При слове «собак» Акбай посмотрел на повара.
— Все понимает, — удивился повар. — Только не говорит.
— И слава аллаху, — сказал чабан.
— Слава аллаху, — согласился повар, с опаской взглянув на пса. — В Северном Ираке, — он внимательно посмотрел на звездное небо, — это вот там, — показал он рукой направление, — найдены кости овцы, которым двенадцать тысяч лет. Англичане подсчитали, что с древних времен одна овца в среднем кормит и одевает трех человек. Шерсть теплая, мясо вкусное, кожа мягкая, сыр…
— Слышишь? — Довлет-ага повернулся к Оразгельды. — А вы все иа стройку бежите, в город.
И чабан опять замолчал, уставившись на огонь.
— О чем задумались, яшули? — спросил повар.
— Разве не о чем? — вяло отозвался Довлет-ага. — Как не задуматься, когда такое в мире творится. Раньше как было? Раньше сын у отца мог всю жизнь учиться. А теперь? — Он тяжело вздохнул. — Дети так далеко от нас оторвались, что им и совета не у кого спросить. Это неправильно.
— А как же прогресс? — вмешался Оразгельды. — Не будет прогресса, если дети не станут умнее отцов.

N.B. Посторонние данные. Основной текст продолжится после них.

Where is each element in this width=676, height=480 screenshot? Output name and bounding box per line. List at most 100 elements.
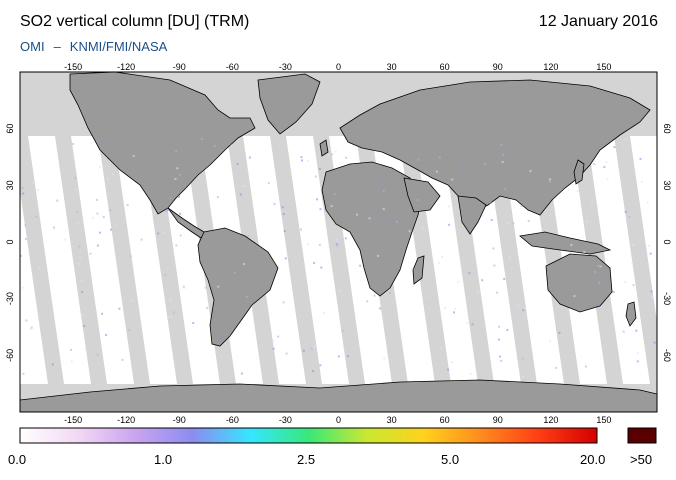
so2-speckle <box>273 203 276 205</box>
so2-speckle <box>389 219 392 222</box>
uk <box>319 139 329 157</box>
so2-speckle <box>101 312 104 315</box>
so2-speckle <box>522 309 525 312</box>
so2-speckle <box>35 215 38 218</box>
so2-speckle <box>558 332 561 334</box>
so2-speckle <box>500 143 503 146</box>
so2-speckle <box>441 255 443 258</box>
greenland <box>257 73 321 135</box>
so2-speckle <box>110 228 113 231</box>
lon-tick-label: 90 <box>493 415 503 425</box>
so2-speckle <box>649 252 652 255</box>
so2-speckle <box>447 368 450 371</box>
so2-speckle <box>126 204 129 207</box>
so2-speckle <box>236 163 239 166</box>
africa <box>321 161 423 297</box>
orbit-gap-band <box>442 136 494 384</box>
so2-speckle <box>334 150 337 153</box>
orbit-gap-band <box>20 136 64 384</box>
so2-speckle <box>492 247 495 250</box>
so2-speckle <box>336 238 339 241</box>
so2-speckle <box>584 365 587 368</box>
so2-speckle <box>344 237 347 240</box>
so2-speckle <box>549 178 552 181</box>
so2-speckle <box>164 273 167 276</box>
lat-tick-label: -60 <box>662 349 672 362</box>
so2-speckle <box>521 357 524 360</box>
so2-speckle <box>72 143 75 145</box>
japan <box>573 159 585 185</box>
so2-speckle <box>594 271 597 273</box>
so2-speckle <box>639 157 642 160</box>
so2-speckle <box>497 338 500 341</box>
so2-speckle <box>396 220 398 223</box>
so2-speckle <box>332 272 335 275</box>
madagascar <box>412 255 425 285</box>
so2-speckle <box>347 355 350 358</box>
so2-speckle <box>481 214 484 217</box>
latitude-labels-right: 60 30 0 -30 -60 <box>662 124 672 362</box>
lat-tick-label: -30 <box>5 292 15 305</box>
so2-speckle <box>53 226 55 229</box>
so2-speckle <box>179 212 181 215</box>
so2-speckle <box>331 153 334 156</box>
so2-speckle <box>217 285 220 288</box>
so2-speckle <box>76 222 79 225</box>
so2-speckle <box>498 355 501 358</box>
so2-speckle <box>493 264 496 267</box>
so2-speckle <box>243 185 246 187</box>
credit-agencies: KNMI/FMI/NASA <box>69 39 168 54</box>
so2-speckle <box>382 208 385 211</box>
so2-speckle <box>24 238 27 240</box>
map-frame <box>19 71 658 413</box>
so2-speckle <box>22 372 25 375</box>
so2-speckle <box>330 205 333 208</box>
so2-speckle <box>246 296 248 298</box>
indonesia <box>519 231 612 255</box>
credit-separator: – <box>53 39 61 54</box>
so2-speckle <box>36 189 39 191</box>
lat-tick-label: 60 <box>5 124 15 134</box>
colorbar-label-3: 5.0 <box>441 452 460 467</box>
so2-speckle <box>323 312 325 314</box>
so2-speckle <box>333 193 336 196</box>
so2-speckle <box>444 307 447 310</box>
so2-speckle <box>312 370 314 373</box>
colorbar <box>19 427 598 444</box>
so2-speckle <box>78 245 81 248</box>
so2-speckle <box>174 177 177 180</box>
colorbar-label-2: 2.5 <box>297 452 316 467</box>
orbit-gap-band <box>98 136 150 384</box>
so2-speckle <box>314 175 317 178</box>
north-america <box>69 72 256 215</box>
so2-speckle <box>242 263 245 266</box>
lat-tick-label: -30 <box>662 292 672 305</box>
colorbar-label-1: 1.0 <box>154 452 173 467</box>
credit-line: OMI – KNMI/FMI/NASA <box>20 39 167 54</box>
so2-speckle <box>636 360 639 363</box>
lon-tick-label: 30 <box>387 415 397 425</box>
so2-speckle <box>318 168 321 170</box>
so2-speckle <box>605 161 608 164</box>
lon-tick-label: -30 <box>279 62 292 72</box>
so2-speckle <box>307 243 310 246</box>
so2-speckle <box>483 162 486 165</box>
so2-speckle <box>206 307 209 310</box>
so2-speckle <box>555 366 558 369</box>
so2-speckle <box>597 264 600 267</box>
so2-speckle <box>277 335 280 338</box>
so2-speckle <box>411 267 414 270</box>
so2-speckle <box>102 216 105 219</box>
so2-speckle <box>38 266 41 269</box>
so2-speckle <box>109 209 112 212</box>
so2-speckle <box>593 163 596 166</box>
australia <box>545 253 613 313</box>
so2-speckle <box>417 158 420 161</box>
so2-speckle <box>31 181 34 184</box>
so2-speckle <box>636 352 639 355</box>
so2-speckle <box>20 254 23 257</box>
so2-speckle <box>175 244 178 247</box>
so2-speckle <box>337 355 340 358</box>
so2-speckle <box>625 138 628 141</box>
colorbar-overflow-swatch <box>627 427 657 444</box>
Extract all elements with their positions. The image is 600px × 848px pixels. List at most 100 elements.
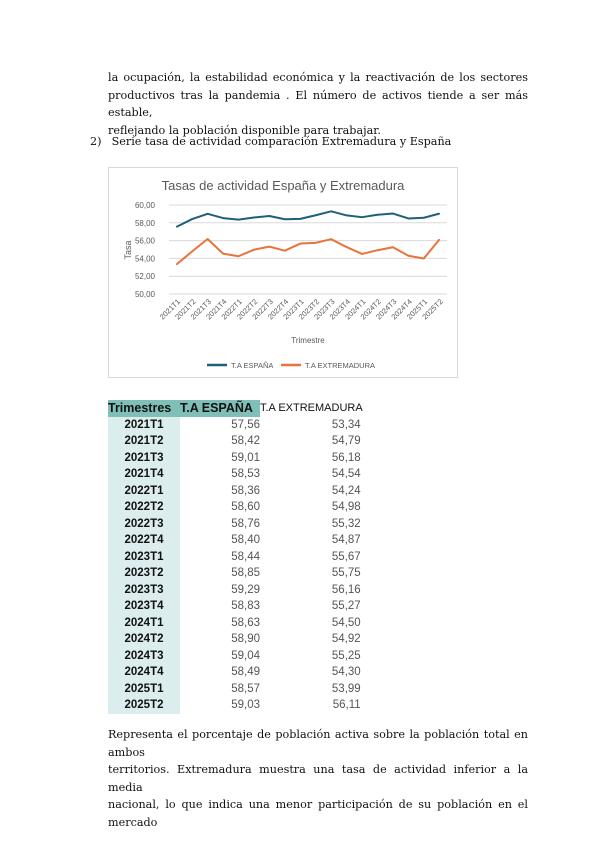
data-point (330, 210, 332, 213)
text-line: la ocupación, la estabilidad económica y… (108, 71, 528, 84)
y-tick-label: 60,00 (135, 201, 156, 210)
table-row: 2025T2 59,03 56,11 (108, 697, 363, 714)
cell-ta-espana: 58,83 (231, 600, 260, 613)
table-row: 2024T4 58,49 54,30 (108, 664, 363, 681)
text-line: productivos tras la pandemia . El número… (108, 88, 528, 120)
cell-ta-espana: 58,36 (231, 484, 260, 497)
table-row: 2023T2 58,85 55,75 (108, 565, 363, 582)
cell-ta-espana: 58,53 (231, 468, 260, 481)
cell-trimestre: 2024T2 (108, 631, 180, 648)
cell-trimestre: 2024T4 (108, 664, 180, 681)
table-row: 2024T1 58,63 54,50 (108, 614, 363, 631)
cell-ta-extremadura: 56,18 (331, 451, 361, 464)
table-row: 2021T1 57,56 53,34 (108, 416, 363, 433)
line-chart: Tasas de actividad España y Extremadura 5… (108, 167, 458, 378)
data-point (268, 215, 271, 217)
data-point (376, 213, 379, 216)
data-point (222, 252, 224, 255)
cell-ta-extremadura: 55,25 (331, 649, 361, 662)
cell-ta-espana: 59,04 (231, 649, 260, 662)
data-point (299, 218, 302, 220)
data-point (314, 242, 317, 244)
data-point (407, 254, 410, 257)
data-point (438, 238, 441, 241)
cell-ta-extremadura: 54,50 (331, 616, 361, 629)
text-line: Representa el porcentaje de población ac… (108, 728, 528, 759)
cell-trimestre: 2023T2 (108, 565, 180, 582)
text-line: reflejando la población disponible para … (108, 123, 381, 137)
cell-trimestre: 2023T1 (108, 548, 180, 565)
cell-ta-espana: 58,60 (231, 501, 260, 514)
cell-ta-espana: 58,40 (231, 534, 260, 547)
data-point (253, 216, 255, 219)
data-point (314, 214, 317, 217)
cell-ta-espana: 58,85 (231, 567, 260, 580)
outro-paragraph: Representa el porcentaje de población ac… (108, 726, 528, 831)
y-axis-label: Tasa (123, 240, 133, 259)
table-row: 2022T2 58,60 54,98 (108, 499, 363, 516)
cell-trimestre: 2021T2 (108, 433, 180, 450)
legend-label: T.A EXTREMADURA (305, 361, 375, 370)
cell-ta-espana: 58,76 (231, 517, 260, 530)
cell-ta-extremadura: 55,32 (331, 517, 361, 530)
cell-ta-extremadura: 54,79 (331, 435, 361, 448)
chart-svg: Tasas de actividad España y Extremadura 5… (123, 178, 447, 370)
cell-ta-espana: 58,44 (231, 550, 260, 563)
cell-trimestre: 2024T3 (108, 647, 180, 664)
cell-trimestre: 2022T3 (108, 515, 180, 532)
cell-ta-espana: 58,42 (231, 435, 260, 448)
data-point (361, 216, 363, 218)
intro-paragraph: la ocupación, la estabilidad económica y… (108, 69, 528, 139)
cell-ta-extremadura: 55,67 (331, 550, 361, 563)
data-point (237, 218, 240, 221)
cell-ta-espana: 59,29 (231, 583, 260, 596)
cell-trimestre: 2024T1 (108, 614, 180, 631)
data-point (253, 248, 255, 251)
data-point (222, 217, 224, 219)
cell-ta-espana: 58,57 (231, 682, 260, 695)
cell-ta-espana: 58,63 (231, 616, 260, 629)
data-table: Trimestres T.A ESPAÑA T.A EXTREMADURA 20… (108, 400, 363, 714)
data-point (438, 212, 441, 215)
series-line-extremadura (176, 237, 441, 266)
cell-ta-extremadura: 56,16 (331, 583, 361, 596)
cell-ta-extremadura: 54,24 (331, 484, 361, 497)
cell-trimestre: 2021T1 (108, 416, 180, 433)
data-point (392, 246, 394, 249)
list-title: Serie tasa de actividad comparación Extr… (111, 135, 452, 148)
data-point (423, 257, 425, 260)
data-point (206, 213, 209, 215)
list-item-heading: 2) Serie tasa de actividad comparación E… (90, 135, 451, 148)
table-row: 2022T1 58,36 54,24 (108, 482, 363, 499)
cell-ta-extremadura: 56,11 (332, 699, 361, 712)
y-tick-label: 56,00 (135, 237, 156, 246)
cell-ta-extremadura: 54,98 (331, 501, 361, 514)
table-row: 2021T4 58,53 54,54 (108, 466, 363, 483)
data-point (206, 238, 209, 240)
cell-trimestre: 2025T1 (108, 680, 180, 697)
cell-ta-extremadura: 53,99 (331, 682, 361, 695)
x-axis-label: Trimestre (291, 336, 325, 345)
header-trimestres: Trimestres (108, 400, 180, 417)
data-point (175, 225, 178, 228)
data-point (284, 218, 286, 221)
cell-ta-espana: 59,03 (231, 699, 260, 712)
cell-ta-extremadura: 54,30 (331, 666, 361, 679)
data-point (237, 255, 240, 258)
data-point (330, 238, 332, 240)
cell-trimestre: 2023T4 (108, 598, 180, 615)
data-point (191, 218, 193, 220)
data-point (175, 263, 178, 266)
data-point (299, 242, 302, 245)
y-tick-label: 54,00 (135, 254, 156, 263)
cell-ta-espana: 58,49 (231, 666, 260, 679)
table-row: 2023T3 59,29 56,16 (108, 581, 363, 598)
chart-title: Tasas de actividad España y Extremadura (162, 178, 406, 193)
data-point (345, 246, 348, 248)
table-row: 2023T1 58,44 55,67 (108, 548, 363, 565)
cell-trimestre: 2022T1 (108, 482, 180, 499)
header-ta-extremadura: T.A EXTREMADURA (260, 402, 363, 415)
data-point (284, 249, 286, 252)
cell-ta-espana: 57,56 (231, 418, 260, 431)
cell-trimestre: 2025T2 (108, 697, 180, 714)
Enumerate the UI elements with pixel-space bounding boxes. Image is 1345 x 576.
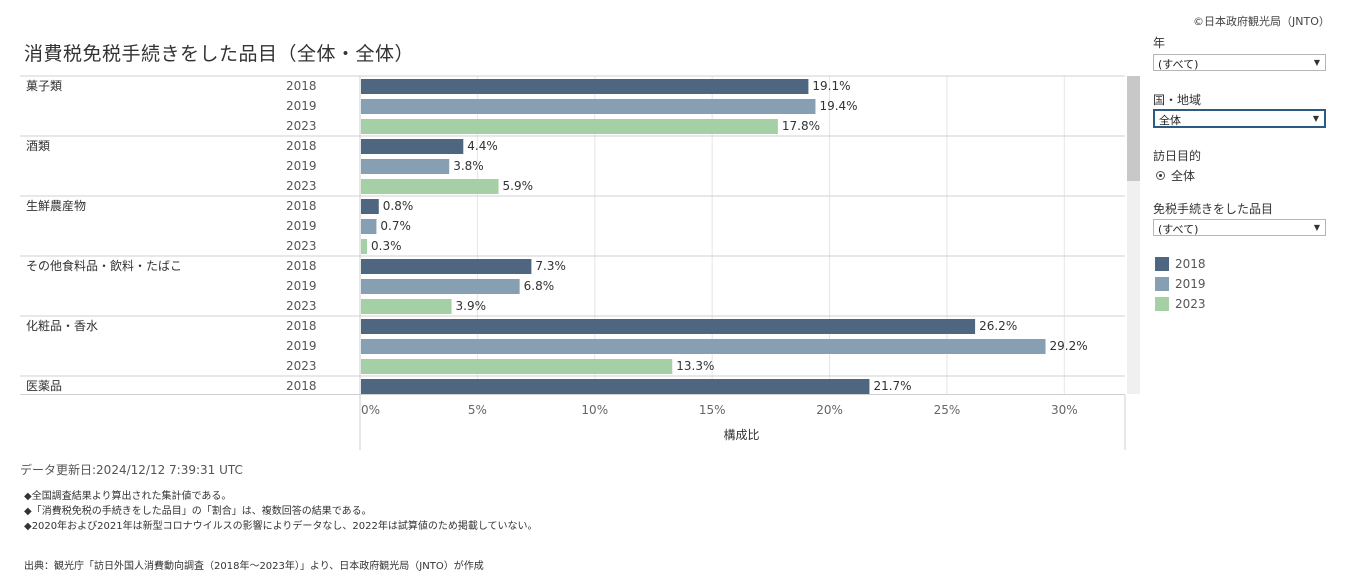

— Будьте умнее, я не против. Я только вот что хочу сказать: познания сына образовали между нами пропасть. Мой опыт и опыт всех наших предков для него бесполезен. Разве это правильно?.. У нас в роду все скотоводы. Мы веками овец пасем, всегда на земле. А он под землей копается.
Чабан взял кусок причудливо изогнутого саксаула и подбросил в догоравший костер.
Кратер, из которого вырывался газ, продолжал расти. Вокруг него стояли четыре буровые вышки.